The U.S. Securities and Exchange Commission (SEC) is investigating the perks received by Nabors Industries Chairman Eugene Isenberg and the company's officers and directors, including their use of non-commercial aircraft.
Oil drilling contractor Nabors disclosed the SEC inquiry in a regulatory filing made Nov. 9. The Bermuda-based company received an informal inquiry from the SEC on Sept. 21.
The Wall Street Journal reported that, under SEC rules adopted in 2006, companies generally must annually disclose the cost of executives' personal use of corporate planes if it exceeds either $25,000 or 10 percent of the cost of all perks.
A company spokesperson previously had said that the company was in compliance with all IRS guidelines and SEC disclosure requirements in regards to executives' use of company aircraft. Federal Aviation Flight records had shown Nabors' jets making frequent stops in Palm Beach, Fla., and Marthas Vineyard, Mass., where Isenberg has homes.

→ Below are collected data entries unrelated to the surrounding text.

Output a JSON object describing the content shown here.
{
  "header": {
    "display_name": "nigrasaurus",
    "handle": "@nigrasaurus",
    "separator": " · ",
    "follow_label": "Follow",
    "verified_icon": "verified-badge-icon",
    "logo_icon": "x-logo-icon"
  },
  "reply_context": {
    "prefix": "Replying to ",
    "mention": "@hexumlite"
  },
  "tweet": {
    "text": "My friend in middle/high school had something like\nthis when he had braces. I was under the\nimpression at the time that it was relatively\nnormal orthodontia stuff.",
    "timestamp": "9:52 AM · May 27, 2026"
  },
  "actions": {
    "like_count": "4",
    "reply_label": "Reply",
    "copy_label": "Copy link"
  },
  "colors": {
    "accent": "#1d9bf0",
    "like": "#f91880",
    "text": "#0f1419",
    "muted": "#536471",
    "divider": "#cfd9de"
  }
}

Isenberg received US $100 million for relinquishing his role as CEO; he remains chairman of Nabors' board of directors. Anthony Petrello was appointed the company's new CEO in October.
A clause in Isenberg's contract entitles him to a $100 million payout under a number of scenarios, including his removal as either CEO or chairman, even though Isenberg is not leaving the company.